Han Lörzing, landschapsdeskundige, docent aan de TU Eindhoven en lid van het Ruimtelijk Plan Bureau, richtte zich op de overeenkomsten van beide grensgebieden. Brabant is gelegen op een groot zandplateau waardoor landschappelijke kenmerken en nederzettingsvormen in het hele gebied vergelijkbaar zijn. Noord Brabant wijkt in dat opzicht dan ook af van de rest van Nederland. Typisch zijn de hofboerderijen en de boerderijen die met de lange zijde aan de weg staan. De oude Brabantse dorpen zijn ontstaan uit groepen van dergelijke boerderijen. Tussen deze kernen zijn wegen aangelegd, die in de loop der tijd voorzien zijn van lintbebouwing.

Aan de randen van Brabant liggen de steden met daarbinnen een groen hart vol kleine dorpen en gehuchten. Het binnengebied werd ooit bewoond door de armen. Bedrijven maakten hier gebruik van door arbeiders uit dit ‘lage lonen land’ te gebruiken. Zo heeft Philips één van die arme dorpen laten uitgroeien tot een stad: Eindhoven.

Ruimtelijke structuren in België

Bruno de Meulder is verbonden aan de TU Eindhoven en de Katholieke Universiteit in Leuven. Vanuit zijn betrokkenheid bij het Ruimtelijk Structuurplan West Vlaanderen beschreef hij de oorzaken van fysieke verschillen tussen Nederland en België. De Belgische regelgeving op het gebied van ruimtelijke planning dateert van 1836, net na de onafhankelijkheidsverklaring van België. Daarin wordt geen onderscheid gemaakt naar stad en platteland: overal heeft men dezelfde rechten. Er is een zwak centraal bestuur en gemeenten mogen alles zelf beslissen.

Aan de hand van een voorbeeld maakte De Meulder duidelijk hoe territoriale indelingen de ruimtelijke ontwikkeling bepalen. De streek rond Kortrijk wordt geregeerd door wild kapitalisme. In het ‘Texas aan de Leie’ schieten fabrieken, winkels en woningen als paddestoelen uit de grond zonder enige sturing van overheidswege. Het gebied vertoont geen enkele ruimtelijke samenhang of structuur. Het grondeigendom in België is zeer gefragmenteerd en  er bestaat geen georganiseerde ruimtelijke planning. Gevolg hiervan is dat de streek onderhevig is aan een incrementele metamorfose: kavel per kavel ontstaat een complex mozaïek binnen een fijnmazig net van infrastructuur. De chaotische aangroei is niet alleen aan randen van dorpen en steden zichtbaar, maar ook midden in het open landschap. Het landschap wordt daardoor tot het uiterste getest: waar ligt het omslagpunt tussen bebouwde kom en landschap?

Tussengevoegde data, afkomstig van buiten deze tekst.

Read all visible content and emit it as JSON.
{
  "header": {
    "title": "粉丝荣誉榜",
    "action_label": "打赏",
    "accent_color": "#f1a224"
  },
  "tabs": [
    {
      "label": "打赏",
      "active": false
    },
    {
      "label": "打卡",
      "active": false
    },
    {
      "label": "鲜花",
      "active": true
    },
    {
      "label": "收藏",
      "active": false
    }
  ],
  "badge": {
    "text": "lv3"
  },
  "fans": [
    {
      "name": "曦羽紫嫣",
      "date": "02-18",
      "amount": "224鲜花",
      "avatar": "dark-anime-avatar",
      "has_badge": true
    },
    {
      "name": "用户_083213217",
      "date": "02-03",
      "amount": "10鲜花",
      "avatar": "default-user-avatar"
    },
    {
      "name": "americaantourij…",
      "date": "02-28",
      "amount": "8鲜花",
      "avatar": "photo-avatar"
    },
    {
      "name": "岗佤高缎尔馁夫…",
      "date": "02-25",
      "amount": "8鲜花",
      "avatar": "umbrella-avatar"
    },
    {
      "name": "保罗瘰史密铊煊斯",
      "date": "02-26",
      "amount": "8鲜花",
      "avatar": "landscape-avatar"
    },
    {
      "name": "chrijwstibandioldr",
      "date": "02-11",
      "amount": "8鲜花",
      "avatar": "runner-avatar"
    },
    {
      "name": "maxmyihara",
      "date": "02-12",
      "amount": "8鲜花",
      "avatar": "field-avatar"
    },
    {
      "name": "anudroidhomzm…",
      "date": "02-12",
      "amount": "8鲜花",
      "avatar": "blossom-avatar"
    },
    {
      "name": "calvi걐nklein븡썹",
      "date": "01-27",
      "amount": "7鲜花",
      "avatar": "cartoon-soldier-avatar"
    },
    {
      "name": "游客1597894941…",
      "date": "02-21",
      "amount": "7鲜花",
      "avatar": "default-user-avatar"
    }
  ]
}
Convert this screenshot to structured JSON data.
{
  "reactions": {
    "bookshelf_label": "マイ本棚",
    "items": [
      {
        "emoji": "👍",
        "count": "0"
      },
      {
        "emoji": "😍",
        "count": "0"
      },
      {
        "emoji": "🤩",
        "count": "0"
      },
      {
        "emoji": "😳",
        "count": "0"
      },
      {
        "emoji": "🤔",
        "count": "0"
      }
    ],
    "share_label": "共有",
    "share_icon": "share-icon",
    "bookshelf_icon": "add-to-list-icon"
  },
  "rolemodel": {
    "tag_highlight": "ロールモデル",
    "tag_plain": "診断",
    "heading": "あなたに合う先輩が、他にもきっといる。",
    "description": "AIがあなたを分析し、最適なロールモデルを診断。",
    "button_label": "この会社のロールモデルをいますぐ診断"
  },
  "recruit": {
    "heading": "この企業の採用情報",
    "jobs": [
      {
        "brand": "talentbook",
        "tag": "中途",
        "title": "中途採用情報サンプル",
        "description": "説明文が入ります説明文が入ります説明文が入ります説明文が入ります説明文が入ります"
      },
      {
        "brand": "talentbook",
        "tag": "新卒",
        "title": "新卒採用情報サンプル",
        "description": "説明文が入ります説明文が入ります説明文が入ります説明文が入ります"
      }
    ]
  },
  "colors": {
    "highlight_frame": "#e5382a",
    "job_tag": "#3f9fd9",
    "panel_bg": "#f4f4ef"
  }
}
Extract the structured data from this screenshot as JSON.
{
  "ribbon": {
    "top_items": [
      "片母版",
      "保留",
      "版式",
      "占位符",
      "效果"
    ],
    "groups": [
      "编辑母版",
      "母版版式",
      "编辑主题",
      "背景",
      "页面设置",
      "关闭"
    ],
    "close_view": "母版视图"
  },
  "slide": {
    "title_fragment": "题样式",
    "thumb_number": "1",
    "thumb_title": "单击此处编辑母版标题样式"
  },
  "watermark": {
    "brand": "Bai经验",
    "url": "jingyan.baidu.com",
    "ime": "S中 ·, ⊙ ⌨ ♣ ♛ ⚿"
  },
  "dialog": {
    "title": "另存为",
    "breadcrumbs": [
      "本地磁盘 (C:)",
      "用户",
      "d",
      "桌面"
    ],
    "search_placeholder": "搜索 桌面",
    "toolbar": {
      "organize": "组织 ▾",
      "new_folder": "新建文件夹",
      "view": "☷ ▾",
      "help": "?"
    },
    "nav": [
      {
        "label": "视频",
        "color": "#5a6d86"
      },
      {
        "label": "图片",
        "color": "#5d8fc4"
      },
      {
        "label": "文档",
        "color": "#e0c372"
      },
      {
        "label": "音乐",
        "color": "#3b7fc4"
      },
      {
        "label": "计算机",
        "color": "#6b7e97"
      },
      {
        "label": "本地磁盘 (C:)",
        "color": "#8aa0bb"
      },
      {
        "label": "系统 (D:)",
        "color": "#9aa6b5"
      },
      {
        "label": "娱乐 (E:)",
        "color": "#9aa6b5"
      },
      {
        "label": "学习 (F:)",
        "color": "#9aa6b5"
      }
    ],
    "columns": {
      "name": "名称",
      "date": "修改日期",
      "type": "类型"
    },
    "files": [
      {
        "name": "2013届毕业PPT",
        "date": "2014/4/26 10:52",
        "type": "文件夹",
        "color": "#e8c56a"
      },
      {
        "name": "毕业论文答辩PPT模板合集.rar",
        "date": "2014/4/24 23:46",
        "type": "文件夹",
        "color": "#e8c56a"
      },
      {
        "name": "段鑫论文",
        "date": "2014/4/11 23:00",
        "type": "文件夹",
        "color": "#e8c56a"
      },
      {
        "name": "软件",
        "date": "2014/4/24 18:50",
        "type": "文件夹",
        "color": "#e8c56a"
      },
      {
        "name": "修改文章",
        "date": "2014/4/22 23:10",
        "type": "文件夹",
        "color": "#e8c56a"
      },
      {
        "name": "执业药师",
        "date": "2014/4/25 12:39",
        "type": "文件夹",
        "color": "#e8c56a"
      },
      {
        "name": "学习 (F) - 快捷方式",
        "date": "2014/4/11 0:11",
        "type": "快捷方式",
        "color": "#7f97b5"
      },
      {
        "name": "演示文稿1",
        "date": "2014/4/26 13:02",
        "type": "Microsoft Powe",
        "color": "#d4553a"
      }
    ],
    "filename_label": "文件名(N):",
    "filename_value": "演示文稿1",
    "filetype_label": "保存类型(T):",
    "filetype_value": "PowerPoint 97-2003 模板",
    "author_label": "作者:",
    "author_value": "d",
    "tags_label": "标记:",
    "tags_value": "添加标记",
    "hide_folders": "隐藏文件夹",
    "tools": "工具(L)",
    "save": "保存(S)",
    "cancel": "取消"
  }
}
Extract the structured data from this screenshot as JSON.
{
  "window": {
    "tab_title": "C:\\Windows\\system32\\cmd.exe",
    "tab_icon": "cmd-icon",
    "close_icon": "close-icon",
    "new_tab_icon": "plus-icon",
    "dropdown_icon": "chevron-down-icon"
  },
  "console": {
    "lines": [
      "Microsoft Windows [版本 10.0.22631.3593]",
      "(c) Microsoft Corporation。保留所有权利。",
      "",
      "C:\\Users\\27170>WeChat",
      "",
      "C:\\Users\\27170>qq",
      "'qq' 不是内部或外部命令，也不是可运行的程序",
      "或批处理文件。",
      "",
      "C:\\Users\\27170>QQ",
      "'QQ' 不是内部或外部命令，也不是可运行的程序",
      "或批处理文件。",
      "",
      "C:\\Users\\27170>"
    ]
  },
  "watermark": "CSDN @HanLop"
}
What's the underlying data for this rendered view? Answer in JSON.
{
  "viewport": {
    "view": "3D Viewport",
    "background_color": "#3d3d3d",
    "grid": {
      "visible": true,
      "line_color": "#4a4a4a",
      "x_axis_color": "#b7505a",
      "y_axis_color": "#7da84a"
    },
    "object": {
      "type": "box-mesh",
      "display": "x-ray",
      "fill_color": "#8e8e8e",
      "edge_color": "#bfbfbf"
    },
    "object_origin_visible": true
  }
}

Naast de territoria is ook de infrastructuur zeer bepalend geweest. In de pre-industriële periode zijn ‘steenwegen’ aangelegd om al die gefragmenteerde eigendommen bereikbaar te maken. Dit heeft geleid tot een dicht wegennet dat in veel gevallen van niets naar nergens loopt. En bij gebrek aan planning vormt ieder kruispunt een potentiële verstedelijkingslocatie.

Later zijn de spoorwegen aangelegd ten gunste van de staalindustrie. Om de arbeiders die zeer verspreid wonen, van vervoer te voorzien werden vele gelijkwaardige stations gerealiseerd. Dit leidde tot verdere verspreiding van de verstedelijking.

Om internationale verbindingen te accommoderen werden ten slotte snelwegen gepland. De aanleg hiervan was in handen van samenwerkende gemeenten en werd door hen aangegrepen om steden te moderniseren. Daardoor zijn de wegen te dicht bij de steden gelegd en zijn er te veel afslagen, en worden zo gedegradeerd tot stedelijke rondwegen. Door deze drie netwerken van steen-, spoor- en snelwegen zijn uitzonderlijk veel potentiële centraliteiten ontstaan.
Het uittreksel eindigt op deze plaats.